The secret to surviving Christmas is to give up all sense of achievement. In the lull between one year ending and the start of the next, its easy to feel trapped by the sense that nothing is happening, by the feeling that you can’t do anything worthwhile until the enforced isolation is over and you can start enacting the self-made promise of New Year.

How many times have the New Year Resolutions been the thing got you off your arse and actually made a success out of your life. If my life is anything to go by, going down the gym and washing the car on a regular basis is unsustainable. Playing board games and watching Netflix in my pants is my true calling.

The reality of being in that interim period where it’s difficult to achieve anything is that your brain still insists you should be achieving something. The reality is that you can’t. It’s not easier to get stuff done with all this time on your hands, it’s harder because the real impetus to achieve is other people.
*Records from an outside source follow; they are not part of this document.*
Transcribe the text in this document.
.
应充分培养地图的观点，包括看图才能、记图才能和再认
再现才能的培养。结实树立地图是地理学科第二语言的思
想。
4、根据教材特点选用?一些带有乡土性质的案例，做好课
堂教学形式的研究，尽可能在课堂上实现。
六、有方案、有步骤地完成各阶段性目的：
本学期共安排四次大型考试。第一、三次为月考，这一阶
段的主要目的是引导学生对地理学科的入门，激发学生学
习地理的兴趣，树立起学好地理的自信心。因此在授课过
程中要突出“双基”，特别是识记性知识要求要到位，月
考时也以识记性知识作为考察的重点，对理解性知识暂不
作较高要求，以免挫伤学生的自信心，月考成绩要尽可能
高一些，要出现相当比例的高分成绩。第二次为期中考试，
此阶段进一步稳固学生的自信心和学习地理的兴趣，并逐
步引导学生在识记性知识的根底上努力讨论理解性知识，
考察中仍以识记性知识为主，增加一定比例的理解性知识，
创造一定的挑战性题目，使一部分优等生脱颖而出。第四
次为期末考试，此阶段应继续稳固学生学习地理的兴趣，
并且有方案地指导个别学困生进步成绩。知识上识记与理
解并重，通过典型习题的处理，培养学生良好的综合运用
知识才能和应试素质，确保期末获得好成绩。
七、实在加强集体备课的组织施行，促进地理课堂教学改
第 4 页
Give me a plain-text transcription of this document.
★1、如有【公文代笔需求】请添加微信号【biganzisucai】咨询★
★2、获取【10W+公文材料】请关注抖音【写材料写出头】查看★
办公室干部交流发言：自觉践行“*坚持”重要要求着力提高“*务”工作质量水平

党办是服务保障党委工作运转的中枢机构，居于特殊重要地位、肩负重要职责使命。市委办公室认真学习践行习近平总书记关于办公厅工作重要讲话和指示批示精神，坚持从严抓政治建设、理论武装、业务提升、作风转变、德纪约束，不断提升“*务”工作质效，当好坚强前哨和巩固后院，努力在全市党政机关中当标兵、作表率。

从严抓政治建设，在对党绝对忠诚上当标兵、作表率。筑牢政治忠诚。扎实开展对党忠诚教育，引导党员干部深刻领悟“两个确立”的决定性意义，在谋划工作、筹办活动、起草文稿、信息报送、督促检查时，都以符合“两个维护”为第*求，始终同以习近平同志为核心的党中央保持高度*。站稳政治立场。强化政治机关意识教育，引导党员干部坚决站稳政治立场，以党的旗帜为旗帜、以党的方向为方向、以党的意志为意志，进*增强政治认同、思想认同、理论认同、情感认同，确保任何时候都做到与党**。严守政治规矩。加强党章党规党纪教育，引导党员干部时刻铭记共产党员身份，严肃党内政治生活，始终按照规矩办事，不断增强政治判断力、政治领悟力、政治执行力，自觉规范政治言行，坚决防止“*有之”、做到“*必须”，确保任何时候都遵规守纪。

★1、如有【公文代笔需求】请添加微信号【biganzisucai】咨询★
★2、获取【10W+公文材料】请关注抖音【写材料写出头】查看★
So in this odd time, when all the presents are unwrapped, the novelty has worn off and we’re just stuck inside listening to reruns of the Queen’s speech and eating leftovers, we need to realize that doing nothing is fine.

For those of you that are out there, on the front line, working through Christmas and fixing this problem for us, we salute you. Just like every Christmas, some people have to stay out there so the rest of us can stay at home.

For everyone else, simply stay at home and be happy. Happiness is contagious. Happiness spreads.

And in a world of contagion, the best thing we can spread is a smile.